Sunday 26 August 2012

Moan, jeer, boo, moan

Even in a normal year I am more than happy to shut off all thoughts of Orient during the summer, especially after the sort of season we had last year. I have no interest in wild transfer speculation about players I can't pretend to have anything more than a vague recollection of maybe seeing play a couple of times. I gave up on pre-season friendlies a long time ago as they are almost uniformly dull and completely meaningless. Ironically after yesterday's postponement I sat and watched a 10 v 10, Orient v Orient training match and it was 100 times more competitive than any friendly I've attended at Brisbane Road.

Of course this isn't a normal year and the three weeks leading into the season were dominated by the Olympic Games in our back yard. I ended up being even more cut off from Orient news than ever before. The fact it had to end was bad enough but the fact it was to be followed up by a football season felt, by comparison, thoroughly depressing. A lot has been made of the "Olympic athlete good, professional footballer bad" debate but it goes deeper than that. It was the general atmosphere around the games at all of the venues (and I was lucky enough to be at most of them). In a nutshell I'd put it as the overwhelming positive and sporting atmosphere of the Olympic crowds, verses the cynical and pessimistic average football crowd. A prime example is the first morning of Jessica Ennis' heptathlon and the high jump competition. The support for Ennis and every British athlete was deafening and turned up to 11 for Ennis. However, as the competition drew to a conclusion with only a few athletes left jumping the crowd was behind every single one of them, whether they were British, Lithuanian or American. Clearances were cheered and failures met with disappointment.

Compare that to supporters of Chelsea and Liverpool, to name just two teams, offering unequivocal support for their players regardless of what they did. Or closer to home, Os fans jeering Brentford's injured goalkeeper at Griffin Park in 2011, taunting him because it meant he would miss playing at Wembley the following week. Football is a different sort of sport (which should be added to the long list of reasons as to why it shouldn't be part of the Olympics schedule) and no one expects fans to cheer on the other team. But it IS a sport and a sport whose image would be greatly improved if fans, players and managers remembered that every once in a while.
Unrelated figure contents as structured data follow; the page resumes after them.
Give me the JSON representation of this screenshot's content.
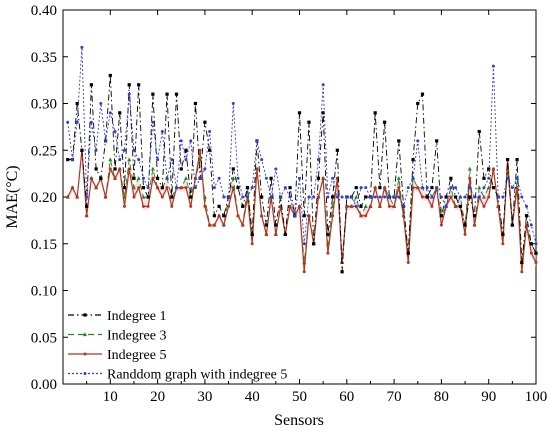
{
  "chart_data": {
    "type": "line",
    "xlabel": "Sensors",
    "ylabel": "MAE(°C)",
    "xlim": [
      0,
      100
    ],
    "ylim": [
      0.0,
      0.4
    ],
    "xticks": [
      "10",
      "20",
      "30",
      "40",
      "50",
      "60",
      "70",
      "80",
      "90",
      "100"
    ],
    "xtick_values": [
      10,
      20,
      30,
      40,
      50,
      60,
      70,
      80,
      90,
      100
    ],
    "yticks": [
      "0.00",
      "0.05",
      "0.10",
      "0.15",
      "0.20",
      "0.25",
      "0.30",
      "0.35",
      "0.40"
    ],
    "ytick_values": [
      0.0,
      0.05,
      0.1,
      0.15,
      0.2,
      0.25,
      0.3,
      0.35,
      0.4
    ],
    "grid": false,
    "legend_position": "bottom-left",
    "x": [
      1,
      2,
      3,
      4,
      5,
      6,
      7,
      8,
      9,
      10,
      11,
      12,
      13,
      14,
      15,
      16,
      17,
      18,
      19,
      20,
      21,
      22,
      23,
      24,
      25,
      26,
      27,
      28,
      29,
      30,
      31,
      32,
      33,
      34,
      35,
      36,
      37,
      38,
      39,
      40,
      41,
      42,
      43,
      44,
      45,
      46,
      47,
      48,
      49,
      50,
      51,
      52,
      53,
      54,
      55,
      56,
      57,
      58,
      59,
      60,
      61,
      62,
      63,
      64,
      65,
      66,
      67,
      68,
      69,
      70,
      71,
      72,
      73,
      74,
      75,
      76,
      77,
      78,
      79,
      80,
      81,
      82,
      83,
      84,
      85,
      86,
      87,
      88,
      89,
      90,
      91,
      92,
      93,
      94,
      95,
      96,
      97,
      98,
      99,
      100
    ],
    "series": [
      {
        "name": "Indegree 1",
        "color": "#000000",
        "dash": "6,3,1.5,3",
        "marker": "square",
        "values": [
          0.24,
          0.24,
          0.3,
          0.25,
          0.19,
          0.32,
          0.23,
          0.22,
          0.26,
          0.33,
          0.23,
          0.29,
          0.21,
          0.32,
          0.22,
          0.32,
          0.21,
          0.2,
          0.31,
          0.22,
          0.21,
          0.31,
          0.2,
          0.31,
          0.23,
          0.25,
          0.2,
          0.3,
          0.22,
          0.28,
          0.25,
          0.18,
          0.19,
          0.18,
          0.2,
          0.23,
          0.21,
          0.19,
          0.21,
          0.16,
          0.26,
          0.2,
          0.17,
          0.22,
          0.17,
          0.2,
          0.16,
          0.21,
          0.18,
          0.29,
          0.18,
          0.28,
          0.15,
          0.22,
          0.29,
          0.16,
          0.2,
          0.25,
          0.12,
          0.2,
          0.2,
          0.21,
          0.19,
          0.2,
          0.2,
          0.29,
          0.21,
          0.28,
          0.2,
          0.2,
          0.26,
          0.19,
          0.14,
          0.24,
          0.3,
          0.31,
          0.2,
          0.21,
          0.26,
          0.18,
          0.2,
          0.22,
          0.2,
          0.19,
          0.17,
          0.2,
          0.18,
          0.27,
          0.22,
          0.23,
          0.21,
          0.2,
          0.16,
          0.24,
          0.17,
          0.24,
          0.13,
          0.18,
          0.15,
          0.14
        ]
      },
      {
        "name": "Indegree 3",
        "color": "#1f8a1f",
        "dash": "6,4",
        "marker": "triangle",
        "values": [
          0.2,
          0.21,
          0.2,
          0.25,
          0.18,
          0.22,
          0.21,
          0.22,
          0.2,
          0.24,
          0.22,
          0.23,
          0.2,
          0.24,
          0.21,
          0.22,
          0.2,
          0.2,
          0.23,
          0.21,
          0.21,
          0.22,
          0.2,
          0.21,
          0.21,
          0.22,
          0.2,
          0.22,
          0.24,
          0.2,
          0.17,
          0.17,
          0.18,
          0.17,
          0.2,
          0.22,
          0.18,
          0.17,
          0.21,
          0.16,
          0.23,
          0.18,
          0.16,
          0.2,
          0.16,
          0.19,
          0.16,
          0.19,
          0.18,
          0.19,
          0.13,
          0.18,
          0.15,
          0.2,
          0.22,
          0.15,
          0.19,
          0.22,
          0.13,
          0.19,
          0.19,
          0.2,
          0.18,
          0.19,
          0.19,
          0.21,
          0.19,
          0.21,
          0.2,
          0.19,
          0.22,
          0.18,
          0.14,
          0.22,
          0.21,
          0.21,
          0.2,
          0.2,
          0.21,
          0.18,
          0.19,
          0.21,
          0.19,
          0.2,
          0.17,
          0.23,
          0.17,
          0.21,
          0.2,
          0.21,
          0.23,
          0.19,
          0.16,
          0.23,
          0.17,
          0.22,
          0.13,
          0.17,
          0.15,
          0.14
        ]
      },
      {
        "name": "Indegree 5",
        "color": "#b5351f",
        "dash": "",
        "marker": "dot",
        "values": [
          0.2,
          0.21,
          0.2,
          0.25,
          0.18,
          0.22,
          0.21,
          0.22,
          0.2,
          0.23,
          0.22,
          0.23,
          0.19,
          0.23,
          0.2,
          0.21,
          0.19,
          0.19,
          0.22,
          0.21,
          0.2,
          0.21,
          0.19,
          0.21,
          0.21,
          0.21,
          0.19,
          0.22,
          0.25,
          0.19,
          0.17,
          0.17,
          0.18,
          0.17,
          0.19,
          0.21,
          0.18,
          0.17,
          0.2,
          0.15,
          0.23,
          0.18,
          0.16,
          0.2,
          0.16,
          0.19,
          0.16,
          0.19,
          0.18,
          0.19,
          0.12,
          0.18,
          0.15,
          0.2,
          0.22,
          0.14,
          0.18,
          0.22,
          0.13,
          0.19,
          0.19,
          0.19,
          0.18,
          0.18,
          0.19,
          0.21,
          0.19,
          0.21,
          0.19,
          0.19,
          0.21,
          0.18,
          0.13,
          0.21,
          0.21,
          0.2,
          0.2,
          0.19,
          0.21,
          0.17,
          0.19,
          0.2,
          0.19,
          0.19,
          0.16,
          0.22,
          0.17,
          0.2,
          0.19,
          0.2,
          0.23,
          0.19,
          0.15,
          0.24,
          0.17,
          0.21,
          0.12,
          0.17,
          0.14,
          0.13
        ]
      },
      {
        "name": "Randdom graph with indegree 5",
        "color": "#2f3fcf",
        "dash": "2,2",
        "marker": "dot",
        "values": [
          0.28,
          0.24,
          0.28,
          0.36,
          0.2,
          0.28,
          0.25,
          0.3,
          0.26,
          0.29,
          0.27,
          0.24,
          0.25,
          0.31,
          0.25,
          0.24,
          0.22,
          0.21,
          0.28,
          0.24,
          0.27,
          0.22,
          0.24,
          0.21,
          0.26,
          0.24,
          0.26,
          0.21,
          0.22,
          0.23,
          0.27,
          0.21,
          0.22,
          0.2,
          0.2,
          0.3,
          0.22,
          0.2,
          0.2,
          0.21,
          0.26,
          0.24,
          0.22,
          0.2,
          0.23,
          0.2,
          0.21,
          0.2,
          0.18,
          0.22,
          0.15,
          0.2,
          0.2,
          0.24,
          0.32,
          0.2,
          0.22,
          0.2,
          0.2,
          0.2,
          0.2,
          0.19,
          0.21,
          0.21,
          0.2,
          0.2,
          0.2,
          0.2,
          0.2,
          0.2,
          0.2,
          0.19,
          0.21,
          0.22,
          0.26,
          0.21,
          0.21,
          0.2,
          0.21,
          0.2,
          0.19,
          0.21,
          0.21,
          0.2,
          0.2,
          0.21,
          0.2,
          0.2,
          0.21,
          0.22,
          0.34,
          0.2,
          0.2,
          0.22,
          0.21,
          0.22,
          0.2,
          0.19,
          0.17,
          0.15
        ]
      }
    ]
  }
}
For every bad example I can recall there is a good one as well. Cyrille Regis being given a standing ovation at Brisbane Road when he was substituted playing for Chester City in his last season as a pro for one. It would be nice if the ratio was a bit more in favour of the positive though. I spent 7 or 8 years travelling to every away game in the supporters club coach but gave it up after the promotion season. Why would I do that after slogging around the 'cosy' League 2 grounds 'steeped in character'? Because even 2 or 3 games from the end of that season no one was enjoying it. They'd spend the entire return journeys complaining and moaning about what we'd just witnessed - as we sat in the top 3! I get enough of people spending all day moaning at work, I didn't need it at weekends as well and so I started to enjoy free Saturday's away from football.

My desire to see Brisbane Road a more positive and vibrant cathedral of sport is probably never more likely to fall on deaf ears than now. I've dragged myself to Brisbane Road twice and seen a dire performance against Stevenage off the back of an opening day thrashing at Tranmere and then a postponement followed by a lengthy thunderstorm. This off of the back of a dreadful season as we stumbled our way to safety and a summer that has seen ballers replaced by brawlers. Russell Slade has said he thinks that our league has moved from a division where passing can thrive, to a more physical competition. He has therefore got a like for like replacement for Stephen Dawson but doesn't think he can do the same with Matthew Spring.

All goodwill for the manager and most of the team was entirely used up last season and the fans are now on a short fuse. I don't have a problem with that, after last season I also expect to see a quick improvement. The only problem is that operating in that sort of negative environment is never conducive to success and we could end up all talking ourselves into a downward spiral that we're unable to stop. The biggest complaint has been the lack of any sort of creativity in the team and maybe the signing of Lee Cook to address that should lead to a short amnesty to at least give the team a chance. I came away from the Stevenage game without anything to feel positive about but the fact is that Russell Slade will be given a certain amount of time to get things right this season and I'd prefer we suspended disbelief and willed the team to succeed rather than wait for us to fail. Otherwise I and probably most fans will be dreading going to Brisbane Road for quite a while.